Le temps chaud a donné un coup de pouce aux pubs et bars britanniques à la fin du mois d’avril, mais une activité commerciale plus faible avant et après cette période ensoleillée a laissé les ventes de boissons globalement stables.
Les pubs gérés, bars et fournisseurs britanniques ont connu un mois d’avril inégal, les fluctuations marquées des ventes de boissons résultant des variations climatiques, selon le Daily Drinks Tracker le plus récent de NIQ, alimenté par l’intelligence CGA.
Les ventes dans les établissements gérés ont augmenté de 4,1% en glissement annuel sur la semaine se terminant le samedi 25 avril, aidées par une période de temps chaud et sec qui a encouragé les consommateurs à profiter des jardins et terrasses des pubs pour la première fois cette année.
Cependant, cette performance plus forte a été encadrée par des périodes de commerce plus faibles. Les ventes des semaines se terminant le 18 avril et le 2 mai ont reculé de 4,8% et 4,3% respectivement par rapport aux mêmes périodes en 2025. NIQ a déclaré que des conditions météorologiques plus variables, notamment des températures plus basses que d’habitude dans certaines parties de la Grande-Bretagne, pourraient avoir découragé les visites dans les pubs et bars.
Le calendrier de Pâques fausse les comparaisons
Les comparaisons hebdomadaires année après année ont également été affectées par le calendrier de Pâques, qui est tombé plus tôt en avril 2026 qu’en 2025.
Malgré cette distorsion, les chiffres combinés indiquent que les ventes de boissons sur le mois étaient globalement stables, les gains réalisés lors des jours de forte activité et des jours fériés étant compensés par des semaines plus calmes.
Les périodes plus ensoleillées d’avril se sont avérées particulièrement positives pour les catégories de boissons alcoolisées longues (LAD).
Les ventes de bière sur la semaine se terminant le 25 avril ont augmenté de 7,1% par rapport à la même semaine en 2025, tandis que les ventes de cidre ont connu une hausse de 19,2% alors que les consommateurs recherchaient des options plus rafraîchissantes.
Le vin a enregistré la performance la plus régulière parmi les principales catégories de boissons. Les ventes ont augmenté de 2,9% sur la semaine jusqu’au samedi 25 avril et de 1,1% sur la semaine jusqu’au samedi 2 mai.
En revanche, les boissons non alcoolisées ont enregistré des baisses au cours des trois dernières semaines, bien que NIQ ait noté que ces comparaisons étaient affectées par les périodes de vacances scolaires.
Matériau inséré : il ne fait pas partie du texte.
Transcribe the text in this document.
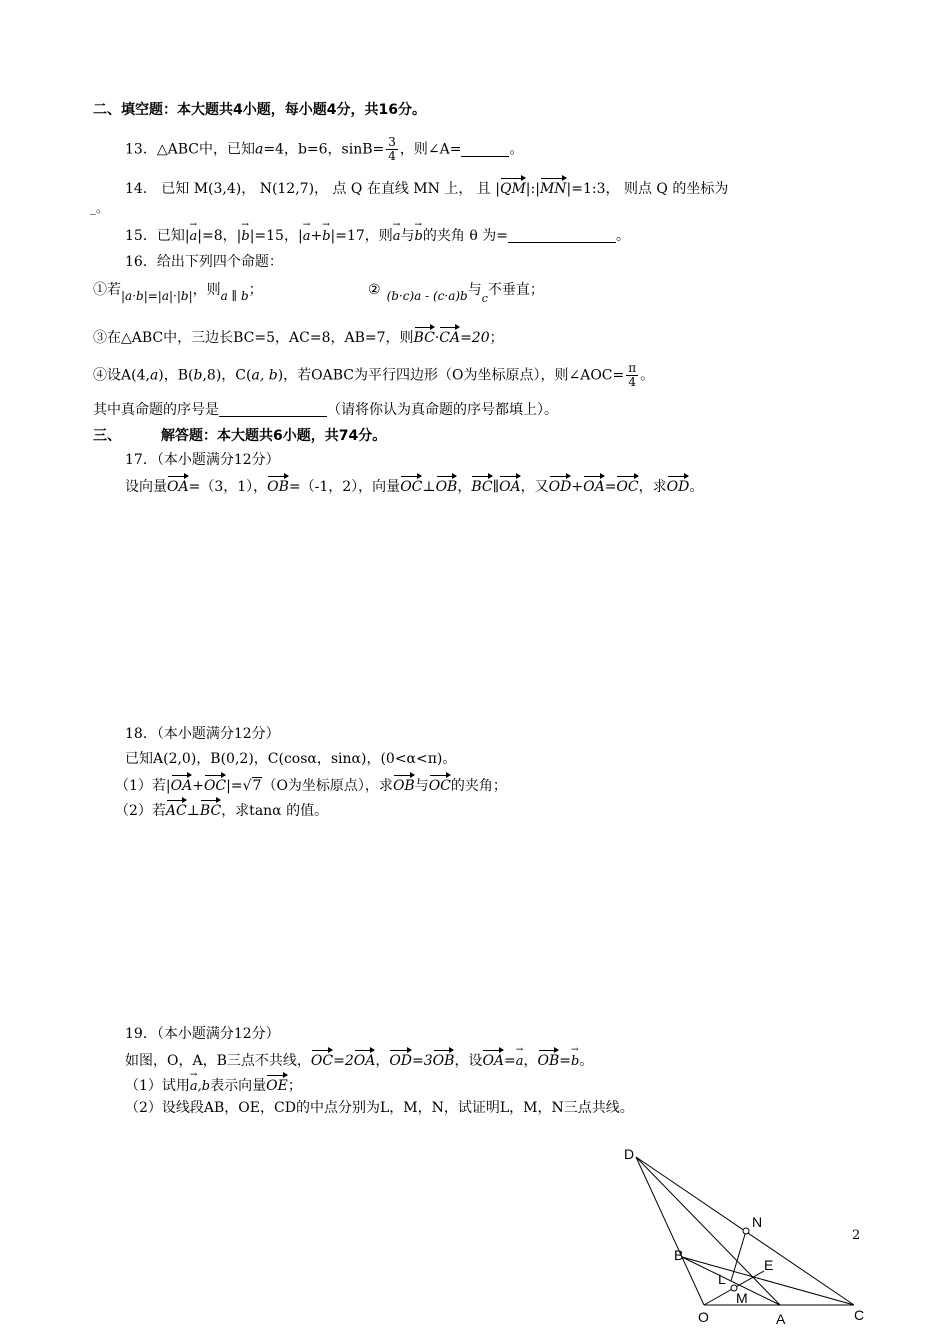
二、填空题：本大题共4小题，每小题4分，共16分。
13．△ABC中，已知a=4，b=6，$\sin B= \frac{3}{4}$ ，则∠A=	。
14． 已知 M(3,4)， N(12,7)， 点 Q 在直线 MN 上， 且 |QM|:|MN|=1:3， 则点 Q 的坐标为
_。
15．已知|a →|=8，|b →|=15，|a →+b →|=17，则a →与b →的夹角 θ 为=	。
16．给出下列四个命题：
①若|a·b|=|a|·|b|，则a ∥ b；	② (b·c)a - (c·a)b与$_c$不垂直；
③在△ABC中，三边长BC=5，AC=8，AB=7，则BC·CA=20；
④设A(4,a)，B(b,8)，C(a, b)，若OABC为平行四边形（O为坐标原点），则∠AOC= $\frac{\pi}{4}$ 。
其中真命题的序号是	（请将你认为真命题的序号都填上）。
三、	解答题：本大题共6小题，共74分。
17．（本小题满分12分）
设向量OA=（3，1），OB=（-1，2），向量OC⊥OB，BC∥OA，又OD+OA=OC，求OD。
18．（本小题满分12分）
已知A(2,0)，B(0,2)，C(cosα，sinα)，(0<α<π)。
（1）若|OA+OC|=√7（O为坐标原点），求OB与OC的夹角；
（2）若AC⊥BC，求tanα 的值。
19．（本小题满分12分）
如图，O，A，B三点不共线，OC=2OA，OD=3OB，设OA=a →，OB=b →。
（1）试用a,b →表示向量OE；
（2）设线段AB，OE，CD的中点分别为L，M，N，试证明L，M，N三点共线。
D
N
B
E
L
M
O	A	C
2
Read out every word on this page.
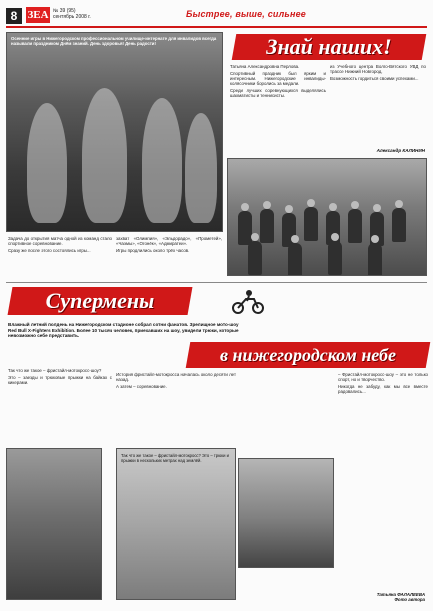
8 ЗЕА № 39 (95)
сентябрь 2008 г.	Быстрее, выше, сильнее
Осенние игры в Нижегородском профессиональном училище-интернате для инвалидов всегда называли праздником Днём знаний. День здоровья! День радости!	Знай наших!

Татьяна Александровна Перлова.

Спортивный праздник был ярким и интересным. Нижегородские инвалиды-колясочники боролись за медали.

Среди лучших соревнующихся выделялись шахматисты и теннисисты.

из Учебного центра Волго-Вятского УВД по трассе Нижний Новгород.

Возможность гордиться своими успехами...

Александр КАЛИНИН

Задача до открытия матча одной из команд стало спортивное соревнование.

Сразу же после этого состоялись игры...

захват «Олимпия», «Эльдорадо», «Прометей», «Чаэмы», «Огонёк», «Адмиратеи».

Игры продлились около трёх часов.

Супермены
Влажный летний полдень на Нижегородском стадионе собрал сотни фанатов. Зрелищное мото-шоу Red Bull X-Fighters Exhibition. Более 10 тысяч человек, приехавших на шоу, увидели трюки, которые невозможно себе представить.
в нижегородском небе

Так что же такое – фристайл-мотокросс-шоу?

Это – заезды и трюковые прыжки на байках с кикерами.

История фристайл-мотокросса началась около десяти лет назад.

А затем – соревнование.

– Фристайл-мотокросс-шоу – это не только спорт, но и творчество.

Никогда не забуду, как мы все вместе радовались...

Так что же такое – фристайл-мотокросс? Это – трюки и прыжки в нескольких метрах над землёй.
Татьяна ФАЛАЛЕЕВА
Фото автора
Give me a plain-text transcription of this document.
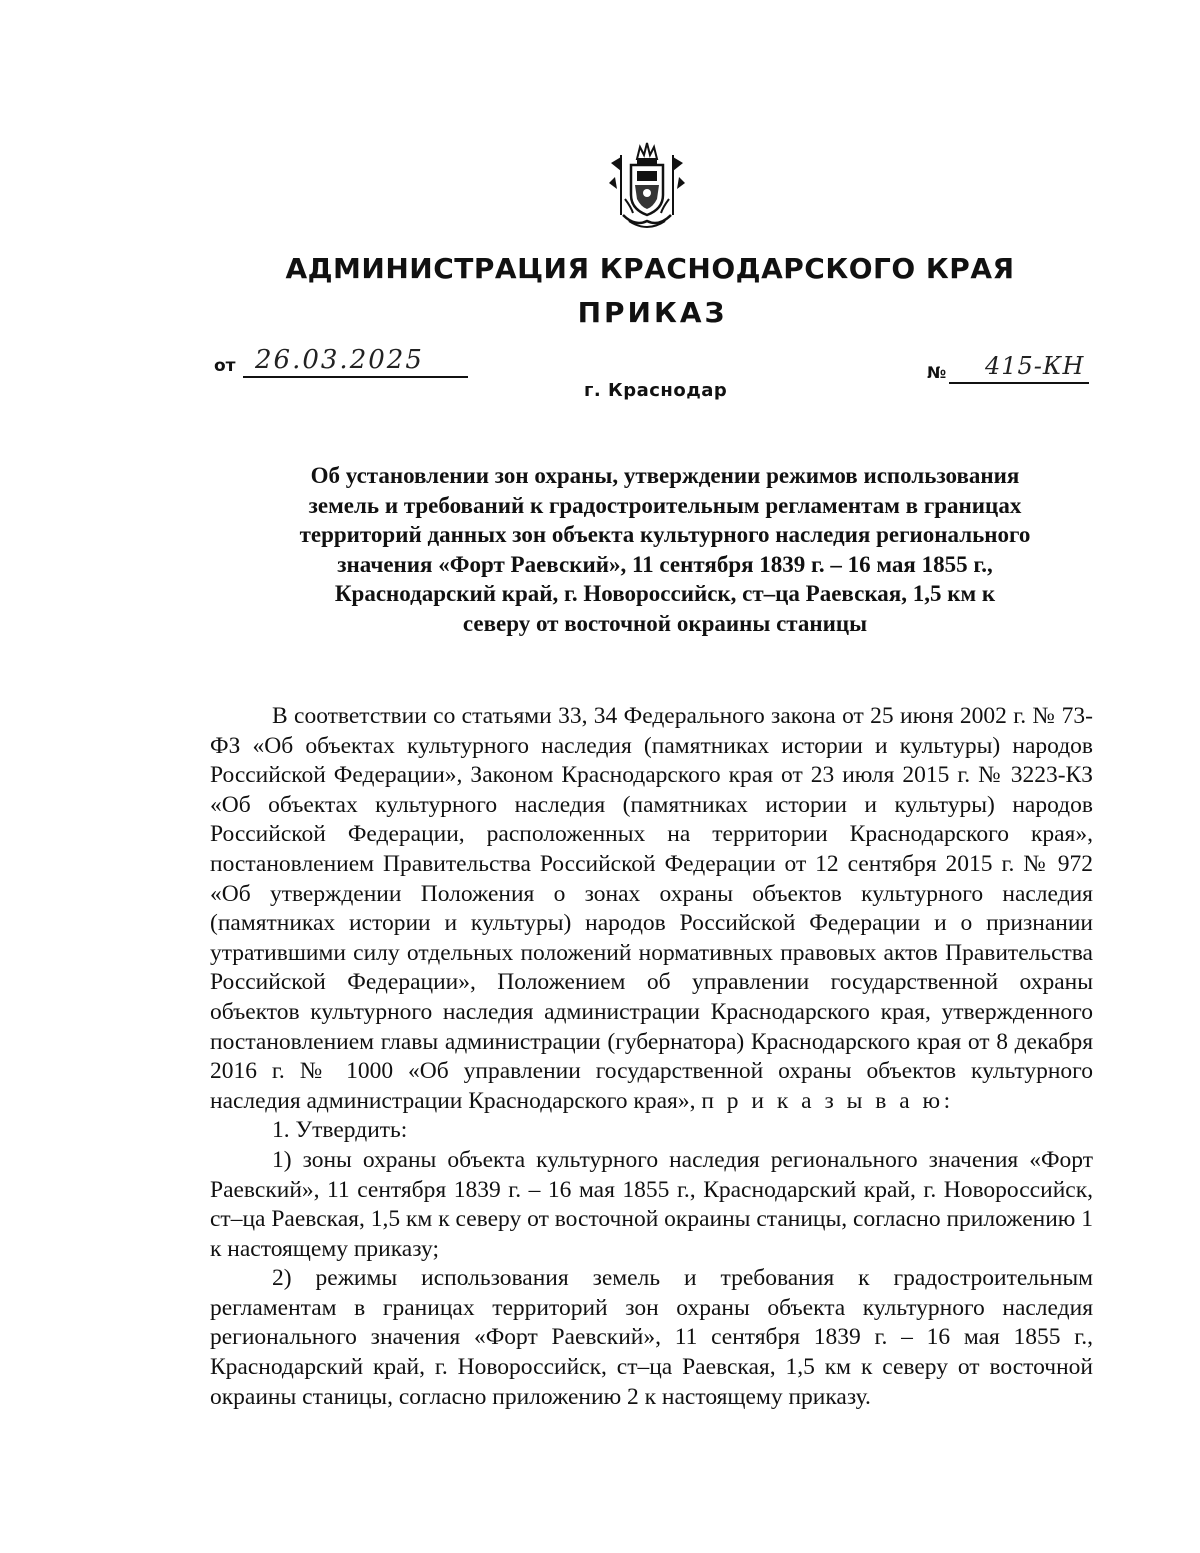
АДМИНИСТРАЦИЯ КРАСНОДАРСКОГО КРАЯ
ПРИКАЗ
от 26.03.2025	№ 415-КН
г. Краснодар
Об установлении зон охраны, утверждении режимов использования
земель и требований к градостроительным регламентам в границах
территорий данных зон объекта культурного наследия регионального
значения «Форт Раевский», 11 сентября 1839 г. – 16 мая 1855 г.,
Краснодарский край, г. Новороссийск, ст–ца Раевская, 1,5 км к
северу от восточной окраины станицы

В соответствии со статьями 33, 34 Федерального закона от 25 июня 2002 г. № 73-ФЗ «Об объектах культурного наследия (памятниках истории и культуры) народов Российской Федерации», Законом Краснодарского края от 23 июля 2015 г. № 3223-КЗ «Об объектах культурного наследия (памятниках истории и культуры) народов Российской Федерации, расположенных на территории Краснодарского края», постановлением Правительства Российской Федерации от 12 сентября 2015 г. № 972 «Об утверждении Положения о зонах охраны объектов культурного наследия (памятниках истории и культуры) народов Российской Федерации и о признании утратившими силу отдельных положений нормативных правовых актов Правительства Российской Федерации», Положением об управлении государственной охраны объектов культурного наследия администрации Краснодарского края, утвержденного постановлением главы администрации (губернатора) Краснодарского края от 8 декабря 2016 г. № 1000 «Об управлении государственной охраны объектов культурного наследия администрации Краснодарского края», п р и к а з ы в а ю:

1. Утвердить:

1) зоны охраны объекта культурного наследия регионального значения «Форт Раевский», 11 сентября 1839 г. – 16 мая 1855 г., Краснодарский край, г. Новороссийск, ст–ца Раевская, 1,5 км к северу от восточной окраины станицы, согласно приложению 1 к настоящему приказу;

2) режимы использования земель и требования к градостроительным регламентам в границах территорий зон охраны объекта культурного наследия регионального значения «Форт Раевский», 11 сентября 1839 г. – 16 мая 1855 г., Краснодарский край, г. Новороссийск, ст–ца Раевская, 1,5 км к северу от восточной окраины станицы, согласно приложению 2 к настоящему приказу.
Les spiritueux sont restés sous pression, les ventes ayant reculé entre 8,9% et 15,0% sur les trois semaines, prolongeant ce que NIQ décrit comme une période prolongée de trading difficile.
La prudence des consommateurs se poursuit
NIQ suggère que les résultats plus faibles d’avril pourraient refléter une prudence continue en matière de dépenses des consommateurs.
L’entreprise a déclaré que l’incertitude entourant le Moyen-Orient et son impact potentiel sur les prix liés à l’énergie pourrait influencer la confiance et pousser certains consommateurs à réduire leurs dépenses discrétionnaires.
Rachel Weller, responsable commerciale de NIQ pour le Royaume-Uni et l’Irlande, a déclaré : « Avril est toujours un mois imprévisible pour l’On-Premise, car le temps qui change rapidement rend plus difficile pour les consommateurs de planifier leurs visites dans les pubs et les bars. Cependant, bien que le commerce global reste modeste, il est clair que les gens restent très désireux de sortir boire lorsque le temps le permet. Les consommateurs et les entreprises seront tous deux préoccupés par la future inflation, et les dépenses devraient rester prudentes pendant quelque temps. Mais si le soleil brille, les fournisseurs peuvent espérer une libération d’une partie de la demande refoulée dans l’on-premise à l’approche de l’été.»